Article – FCB Montréal à SXSW

28 Mar 2018

 

FCB Montréal était au rendez-vous pour l’édition 2018 du festival SXSW. Une présidente, une stratège et deux créatifs ont assisté aux conférences et ont pris part à diverses activations. Des points de vue très différents, dont chacun nous fait part en parlant de la tendance l’ayant le plus marqué.

Samia Chebeir, présidente
On peut toujours en faire plus!


Ce que je retiens de ma première visite à Austin, c’est la diversité, dans tout ce que SXSW a à offrir. La diversité des restaurants, des contenus, de la qualité des expériences, des gens, de l’architecture. La diversité des possibilités qui s’offrent à nous et que nous devons saisir.
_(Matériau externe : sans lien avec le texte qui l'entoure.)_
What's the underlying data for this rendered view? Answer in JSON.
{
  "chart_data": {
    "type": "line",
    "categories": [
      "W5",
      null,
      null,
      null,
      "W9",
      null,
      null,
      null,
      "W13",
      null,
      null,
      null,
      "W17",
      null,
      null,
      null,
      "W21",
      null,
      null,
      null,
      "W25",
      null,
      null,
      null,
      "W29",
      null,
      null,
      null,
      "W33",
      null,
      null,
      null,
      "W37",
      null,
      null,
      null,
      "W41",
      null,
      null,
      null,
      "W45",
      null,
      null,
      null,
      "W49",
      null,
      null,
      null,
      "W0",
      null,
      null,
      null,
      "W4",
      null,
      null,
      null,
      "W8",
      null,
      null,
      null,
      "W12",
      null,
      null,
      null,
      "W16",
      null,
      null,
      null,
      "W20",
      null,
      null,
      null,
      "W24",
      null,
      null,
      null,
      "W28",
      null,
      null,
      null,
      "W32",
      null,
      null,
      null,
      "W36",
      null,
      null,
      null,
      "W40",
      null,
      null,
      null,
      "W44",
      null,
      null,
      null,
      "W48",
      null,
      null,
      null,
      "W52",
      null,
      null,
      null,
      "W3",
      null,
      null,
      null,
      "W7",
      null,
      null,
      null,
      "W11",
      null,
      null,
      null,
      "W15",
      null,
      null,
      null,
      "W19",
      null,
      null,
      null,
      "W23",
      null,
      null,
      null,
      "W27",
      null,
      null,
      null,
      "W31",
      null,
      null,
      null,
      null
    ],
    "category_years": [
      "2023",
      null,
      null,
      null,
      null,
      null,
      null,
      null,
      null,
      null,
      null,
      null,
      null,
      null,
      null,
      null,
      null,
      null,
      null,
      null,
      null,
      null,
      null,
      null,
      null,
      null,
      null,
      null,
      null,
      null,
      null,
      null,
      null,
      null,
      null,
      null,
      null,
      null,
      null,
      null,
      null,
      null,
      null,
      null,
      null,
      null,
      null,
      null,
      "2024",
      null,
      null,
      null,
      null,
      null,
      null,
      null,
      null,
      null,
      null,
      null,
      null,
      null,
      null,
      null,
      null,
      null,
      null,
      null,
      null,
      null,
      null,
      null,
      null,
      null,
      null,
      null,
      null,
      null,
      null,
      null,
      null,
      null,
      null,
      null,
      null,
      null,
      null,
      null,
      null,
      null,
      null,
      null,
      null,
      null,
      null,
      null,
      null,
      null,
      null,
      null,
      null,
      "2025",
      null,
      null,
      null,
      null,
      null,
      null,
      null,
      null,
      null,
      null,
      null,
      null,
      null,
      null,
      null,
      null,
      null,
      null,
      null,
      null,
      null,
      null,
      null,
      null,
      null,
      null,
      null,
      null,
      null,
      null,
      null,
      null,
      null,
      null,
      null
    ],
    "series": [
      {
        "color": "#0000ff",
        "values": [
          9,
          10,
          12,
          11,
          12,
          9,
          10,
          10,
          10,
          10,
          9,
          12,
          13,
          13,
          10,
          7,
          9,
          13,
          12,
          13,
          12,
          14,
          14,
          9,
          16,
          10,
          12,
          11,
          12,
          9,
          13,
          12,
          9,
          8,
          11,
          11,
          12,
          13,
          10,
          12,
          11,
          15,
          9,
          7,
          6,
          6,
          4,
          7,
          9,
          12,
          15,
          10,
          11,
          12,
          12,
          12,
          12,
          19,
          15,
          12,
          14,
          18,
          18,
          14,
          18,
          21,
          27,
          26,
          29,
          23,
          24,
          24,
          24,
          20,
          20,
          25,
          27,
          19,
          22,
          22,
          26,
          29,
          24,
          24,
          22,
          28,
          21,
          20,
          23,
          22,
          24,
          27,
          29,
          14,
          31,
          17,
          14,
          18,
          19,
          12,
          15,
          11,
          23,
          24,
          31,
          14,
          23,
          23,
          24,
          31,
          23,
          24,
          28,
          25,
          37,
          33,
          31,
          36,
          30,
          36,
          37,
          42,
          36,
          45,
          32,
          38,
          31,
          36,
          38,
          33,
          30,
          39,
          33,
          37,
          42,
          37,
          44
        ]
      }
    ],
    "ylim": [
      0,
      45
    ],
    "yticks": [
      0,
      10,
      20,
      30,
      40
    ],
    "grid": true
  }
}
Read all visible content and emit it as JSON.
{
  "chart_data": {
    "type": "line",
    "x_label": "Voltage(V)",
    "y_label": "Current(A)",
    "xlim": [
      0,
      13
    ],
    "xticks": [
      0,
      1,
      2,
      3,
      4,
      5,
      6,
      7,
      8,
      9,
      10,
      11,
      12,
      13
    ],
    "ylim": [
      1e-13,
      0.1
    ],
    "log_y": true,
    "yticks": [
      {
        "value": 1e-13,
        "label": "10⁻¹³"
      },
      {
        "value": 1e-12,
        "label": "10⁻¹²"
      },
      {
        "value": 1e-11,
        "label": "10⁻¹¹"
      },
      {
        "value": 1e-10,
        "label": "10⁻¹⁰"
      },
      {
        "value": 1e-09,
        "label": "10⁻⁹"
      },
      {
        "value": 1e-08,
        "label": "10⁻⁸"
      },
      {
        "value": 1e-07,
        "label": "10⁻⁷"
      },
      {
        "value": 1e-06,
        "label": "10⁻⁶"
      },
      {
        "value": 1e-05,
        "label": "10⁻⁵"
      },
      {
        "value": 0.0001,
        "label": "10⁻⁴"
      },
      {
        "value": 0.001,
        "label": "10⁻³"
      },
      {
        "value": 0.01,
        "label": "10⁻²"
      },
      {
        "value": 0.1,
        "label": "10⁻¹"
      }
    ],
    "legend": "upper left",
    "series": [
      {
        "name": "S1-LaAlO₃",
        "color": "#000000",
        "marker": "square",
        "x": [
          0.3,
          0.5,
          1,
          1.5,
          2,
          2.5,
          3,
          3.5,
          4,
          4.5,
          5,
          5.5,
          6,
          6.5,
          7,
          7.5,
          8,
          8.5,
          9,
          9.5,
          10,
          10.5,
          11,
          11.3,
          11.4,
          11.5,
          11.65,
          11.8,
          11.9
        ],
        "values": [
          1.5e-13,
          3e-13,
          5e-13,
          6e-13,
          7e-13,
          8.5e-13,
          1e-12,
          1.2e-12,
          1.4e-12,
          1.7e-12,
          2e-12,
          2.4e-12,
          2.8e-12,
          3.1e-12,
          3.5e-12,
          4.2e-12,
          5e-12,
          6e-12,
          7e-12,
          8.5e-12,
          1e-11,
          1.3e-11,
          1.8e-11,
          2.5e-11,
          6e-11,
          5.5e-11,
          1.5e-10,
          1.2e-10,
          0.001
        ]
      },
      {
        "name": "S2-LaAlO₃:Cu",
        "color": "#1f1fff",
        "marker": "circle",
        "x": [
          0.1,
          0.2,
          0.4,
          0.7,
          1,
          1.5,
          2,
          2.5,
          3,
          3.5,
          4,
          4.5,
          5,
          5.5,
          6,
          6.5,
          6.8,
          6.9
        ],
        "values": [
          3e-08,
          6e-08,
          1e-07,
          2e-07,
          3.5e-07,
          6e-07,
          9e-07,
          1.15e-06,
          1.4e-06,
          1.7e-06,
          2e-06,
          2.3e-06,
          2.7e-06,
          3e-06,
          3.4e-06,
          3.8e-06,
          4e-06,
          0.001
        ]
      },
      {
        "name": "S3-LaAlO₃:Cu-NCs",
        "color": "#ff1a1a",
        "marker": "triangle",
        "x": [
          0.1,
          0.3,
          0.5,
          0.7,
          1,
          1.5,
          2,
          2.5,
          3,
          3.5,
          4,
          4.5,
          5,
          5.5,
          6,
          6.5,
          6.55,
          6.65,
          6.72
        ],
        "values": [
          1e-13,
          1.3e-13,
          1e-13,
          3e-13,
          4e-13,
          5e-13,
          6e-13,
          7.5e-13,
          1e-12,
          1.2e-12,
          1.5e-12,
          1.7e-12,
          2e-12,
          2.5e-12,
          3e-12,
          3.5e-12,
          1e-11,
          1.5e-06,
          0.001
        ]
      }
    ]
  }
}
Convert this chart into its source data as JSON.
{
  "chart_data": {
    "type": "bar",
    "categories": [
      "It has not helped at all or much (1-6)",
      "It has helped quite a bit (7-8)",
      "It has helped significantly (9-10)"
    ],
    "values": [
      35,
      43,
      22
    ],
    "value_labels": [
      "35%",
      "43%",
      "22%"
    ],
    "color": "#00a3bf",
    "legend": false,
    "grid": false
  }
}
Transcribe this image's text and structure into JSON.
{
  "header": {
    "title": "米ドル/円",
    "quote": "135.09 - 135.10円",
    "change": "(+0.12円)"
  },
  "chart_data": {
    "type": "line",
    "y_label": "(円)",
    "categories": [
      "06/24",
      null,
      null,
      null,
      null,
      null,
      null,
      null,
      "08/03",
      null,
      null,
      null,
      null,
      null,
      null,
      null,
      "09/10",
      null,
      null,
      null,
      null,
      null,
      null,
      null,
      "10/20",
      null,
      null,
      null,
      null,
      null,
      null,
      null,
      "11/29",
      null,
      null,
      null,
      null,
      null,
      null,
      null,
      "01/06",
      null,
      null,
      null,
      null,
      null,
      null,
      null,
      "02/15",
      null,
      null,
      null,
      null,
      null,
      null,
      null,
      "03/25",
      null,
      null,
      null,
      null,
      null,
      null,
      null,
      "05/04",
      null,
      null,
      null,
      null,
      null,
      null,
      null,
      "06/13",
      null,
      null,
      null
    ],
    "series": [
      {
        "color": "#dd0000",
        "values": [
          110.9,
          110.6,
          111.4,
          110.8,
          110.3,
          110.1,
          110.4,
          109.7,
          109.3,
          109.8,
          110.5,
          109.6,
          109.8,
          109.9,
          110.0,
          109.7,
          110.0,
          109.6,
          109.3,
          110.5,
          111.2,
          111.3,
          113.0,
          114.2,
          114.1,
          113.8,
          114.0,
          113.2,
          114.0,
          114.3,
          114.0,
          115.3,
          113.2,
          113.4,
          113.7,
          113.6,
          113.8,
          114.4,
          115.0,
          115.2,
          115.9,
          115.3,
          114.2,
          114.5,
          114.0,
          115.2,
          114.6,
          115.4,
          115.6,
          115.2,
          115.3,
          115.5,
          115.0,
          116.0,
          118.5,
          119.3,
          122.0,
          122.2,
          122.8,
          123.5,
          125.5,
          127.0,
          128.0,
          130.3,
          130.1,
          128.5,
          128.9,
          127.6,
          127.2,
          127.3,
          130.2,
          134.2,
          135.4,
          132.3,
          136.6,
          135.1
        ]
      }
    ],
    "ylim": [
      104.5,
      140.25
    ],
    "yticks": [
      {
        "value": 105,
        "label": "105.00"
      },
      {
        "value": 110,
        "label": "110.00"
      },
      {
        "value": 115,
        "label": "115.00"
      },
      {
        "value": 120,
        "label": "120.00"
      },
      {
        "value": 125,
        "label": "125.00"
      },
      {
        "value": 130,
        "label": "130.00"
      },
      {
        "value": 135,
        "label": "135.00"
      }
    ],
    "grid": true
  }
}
On se dit numérique, on se dit 360, on se dit holistique, mais en fait, on pense encore beaucoup trop en silos. La technologie est là. Saisissons-la. Revoyons nos façons de faire. Giphy est un bon exemple. Comme le mentionnait Alex Chung, sa plateforme est devenue un moteur de recherche qui représente 10 % du volume de Google. Cela change nos paradigmes. Et mon plus grand questionnement après SXSW est le suivant : quels sont les nouveaux paradigmes à dépasser?

Le data est un excellent allié, mais peut aussi devenir notre pire ennemi. Il nous amène à robotiser ce qu’on fait. Nous devons plutôt l’utiliser pour captiver nos consommateurs un à un et pour créer une connexion authentique avec eux, au lieu de pousser ce qu’on veut leur vendre (oui, oui, on tombe tous dans ce piège). Ainsi, ils ont le potentiel de devenir des fans de la marque. Et quand on parle d’authenticité, ce n’est pas uniquement la façon de faire les choses, mais aussi le choix et le respect des valeurs de la marque. Notre imagination est la seule limite. Dans cette ère d’individualisme, l’authenticité vend. La vraie authenticité. Utilisons la technologie pour créer des relations plus significatives entre les marques et les annonceurs. Réalisons que Les Jetsons, et bien, c’est demain.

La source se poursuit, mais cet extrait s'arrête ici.